Truly, suffering knows no borders.

The families of the hostages.

The families of starving Gazans.

The families of the more than 600 IDF soldiers killed since October 7th. 

The families of the 7 World Central Kitchen aid workers killed this week.

Everyone is screaming. 

They are screaming to the heavens, they are screaming in the streets, and like Moses’ going to Pharaoh only to encounter his hardened heart, those who are screaming and begging for change are met with more violence, and more suffering at the hands of those in positions of leadership who care more for their own political solvency more than anything else. 

If there is silence, it’s because we have screamed our throats raw, losing our voices, even as our faces bear the fault lines of our worry and our pain. 

I go back to the image of Aaron, standing bereft in front of the bodies of his sons, imagining him standing there, numb to the words of comfort his brother Moses offers to him.  His silence is instructive to us, and perhaps, gives us a small nechemta, a note of comfort, on which we might find a place to rest this Shabbat. 

With the death of his sons, Aaron’s silence is the silence of one in mourning. 

Many in our world are in mourning right now, and yet, at any moment, a laying down of arms, a mutual agreement to end this war could bring people home to their loved ones, and could prevent further loss of innocent life. 

The opposite of silence is speaking out— crying out loud, and mightily. 

I am reminded of words attributed to the prophet Isaiah, words that we lift up each year on Yom Kippur. Seeing the people as they are— fallible, prone to falling short of all that God requires of them, Isaiah says:  “Cry aloud, do not hold back; Lift up your voice like a trumpet.” (Isaiah 58:1)

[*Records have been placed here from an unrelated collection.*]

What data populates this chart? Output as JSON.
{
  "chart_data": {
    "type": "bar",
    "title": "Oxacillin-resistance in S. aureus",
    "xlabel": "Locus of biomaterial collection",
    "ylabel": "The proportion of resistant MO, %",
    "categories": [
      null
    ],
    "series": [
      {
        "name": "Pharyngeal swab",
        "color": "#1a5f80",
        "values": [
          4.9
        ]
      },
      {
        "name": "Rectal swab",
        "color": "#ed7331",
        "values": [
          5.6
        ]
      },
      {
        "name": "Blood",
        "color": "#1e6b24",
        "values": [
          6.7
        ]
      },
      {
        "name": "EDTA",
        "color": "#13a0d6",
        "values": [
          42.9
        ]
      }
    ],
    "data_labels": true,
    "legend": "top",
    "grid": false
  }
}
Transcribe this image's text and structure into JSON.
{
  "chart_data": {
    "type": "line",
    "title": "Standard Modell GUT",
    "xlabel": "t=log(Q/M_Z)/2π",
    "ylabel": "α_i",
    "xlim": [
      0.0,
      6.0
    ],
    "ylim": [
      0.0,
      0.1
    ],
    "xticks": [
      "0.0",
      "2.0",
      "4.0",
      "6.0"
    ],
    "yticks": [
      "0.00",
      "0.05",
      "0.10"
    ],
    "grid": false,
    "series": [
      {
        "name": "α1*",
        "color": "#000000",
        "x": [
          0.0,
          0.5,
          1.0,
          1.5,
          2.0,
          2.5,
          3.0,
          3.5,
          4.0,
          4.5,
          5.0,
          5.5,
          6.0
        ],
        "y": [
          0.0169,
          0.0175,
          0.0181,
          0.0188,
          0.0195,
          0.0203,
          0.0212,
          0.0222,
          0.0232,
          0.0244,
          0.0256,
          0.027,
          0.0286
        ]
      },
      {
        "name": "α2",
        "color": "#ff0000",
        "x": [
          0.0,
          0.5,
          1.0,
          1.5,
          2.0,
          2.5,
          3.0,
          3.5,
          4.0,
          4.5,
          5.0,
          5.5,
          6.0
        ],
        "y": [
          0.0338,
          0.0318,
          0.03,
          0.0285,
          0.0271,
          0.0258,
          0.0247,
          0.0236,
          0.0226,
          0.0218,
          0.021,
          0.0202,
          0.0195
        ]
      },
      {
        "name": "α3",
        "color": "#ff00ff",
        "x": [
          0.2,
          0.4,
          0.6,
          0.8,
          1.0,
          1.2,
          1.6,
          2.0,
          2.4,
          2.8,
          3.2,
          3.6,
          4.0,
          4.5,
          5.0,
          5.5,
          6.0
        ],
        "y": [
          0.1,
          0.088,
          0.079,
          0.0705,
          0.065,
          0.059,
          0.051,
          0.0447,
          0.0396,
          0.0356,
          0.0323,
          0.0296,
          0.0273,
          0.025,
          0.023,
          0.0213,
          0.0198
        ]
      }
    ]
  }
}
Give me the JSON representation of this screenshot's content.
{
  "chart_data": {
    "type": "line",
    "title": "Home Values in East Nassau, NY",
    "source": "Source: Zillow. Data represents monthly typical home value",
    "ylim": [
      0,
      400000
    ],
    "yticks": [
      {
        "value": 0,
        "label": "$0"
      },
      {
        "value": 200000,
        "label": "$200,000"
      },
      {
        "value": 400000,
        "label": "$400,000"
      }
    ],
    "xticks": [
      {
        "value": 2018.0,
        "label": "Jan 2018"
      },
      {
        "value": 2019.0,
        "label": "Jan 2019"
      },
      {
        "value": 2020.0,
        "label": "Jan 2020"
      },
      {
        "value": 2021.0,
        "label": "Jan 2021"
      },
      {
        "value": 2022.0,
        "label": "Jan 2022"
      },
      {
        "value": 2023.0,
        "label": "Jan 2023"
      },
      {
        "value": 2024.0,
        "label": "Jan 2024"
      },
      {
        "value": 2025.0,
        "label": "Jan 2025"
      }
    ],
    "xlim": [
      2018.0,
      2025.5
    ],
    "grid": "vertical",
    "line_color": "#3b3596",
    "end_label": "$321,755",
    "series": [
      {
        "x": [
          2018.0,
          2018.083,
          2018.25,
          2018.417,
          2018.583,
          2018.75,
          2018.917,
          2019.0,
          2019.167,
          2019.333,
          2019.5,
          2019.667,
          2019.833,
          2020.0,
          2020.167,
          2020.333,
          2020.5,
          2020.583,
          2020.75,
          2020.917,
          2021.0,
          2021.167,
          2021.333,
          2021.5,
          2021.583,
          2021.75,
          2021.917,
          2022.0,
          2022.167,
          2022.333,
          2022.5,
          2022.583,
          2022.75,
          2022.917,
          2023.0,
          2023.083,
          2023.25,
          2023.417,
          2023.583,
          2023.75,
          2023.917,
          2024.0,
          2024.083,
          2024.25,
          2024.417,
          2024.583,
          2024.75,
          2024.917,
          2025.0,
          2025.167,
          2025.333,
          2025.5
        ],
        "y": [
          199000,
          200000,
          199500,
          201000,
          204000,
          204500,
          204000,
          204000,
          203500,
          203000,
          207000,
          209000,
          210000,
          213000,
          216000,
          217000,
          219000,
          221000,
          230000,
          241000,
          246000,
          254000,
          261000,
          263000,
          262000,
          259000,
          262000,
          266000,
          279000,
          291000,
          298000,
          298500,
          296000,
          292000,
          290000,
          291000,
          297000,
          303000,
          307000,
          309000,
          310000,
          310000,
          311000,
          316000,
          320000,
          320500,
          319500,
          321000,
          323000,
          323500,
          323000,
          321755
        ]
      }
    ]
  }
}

He goes on to remind them of the true meaning of their peoplehood, and of their covenant with God. He speaks in his time in the context of a fast day, but his words call out to me in this moment— what is any of this for, if not, as Isaiah says: 

To unlock fetters of wickedness,

And untie the cords of the yoke

To let the oppressed go free;

To break off every yoke.

[to] share your bread with the hungry,

And to take the wretched poor into your home;

When you see the naked, to clothe them,

And not to ignore your own kin.

Somehow- we have to be able and willing to say it all: 

To say, just as Chef Jose Andres said in his stunning op-ed this week, that we too “know that food is not a weapon of war.” To say that we know that it is upon us to ensure that we fulfill that most basic obligation to prevent starvation, and further suffering. 

To say that we know it is upon us to unlock the fetters of wickedness. To stand in solidarity with the tens of thousands of people across Israel who have taken to the streets over these last months, screaming for change, calling out the true wickedness of those who claim to lead. To stand in solidarity especially with those who see that our ability to live in peace is intertwined.

And, crucially, to say that kol Yisrael arevim zeh la-zeh, all of Israel is responsible for one another; Isaiah reminds us not to ignore our own kin. To say that it is still upon us to keep the names of those 134 hostages who remain in captivity for 6 months on our lips— to continue to shout mightily for their release. 

I think we can do it all. I think we can say it, we can shout it, we can act as an amplifier for others who are saying it too: but we can only do that if we believe that another way is possible. 

My hope and prayer on this Shabbat is that these hours of rest will offer us a glimpse of that other way: a world in which rest, safety, nourishment, freedom, and peace are possible.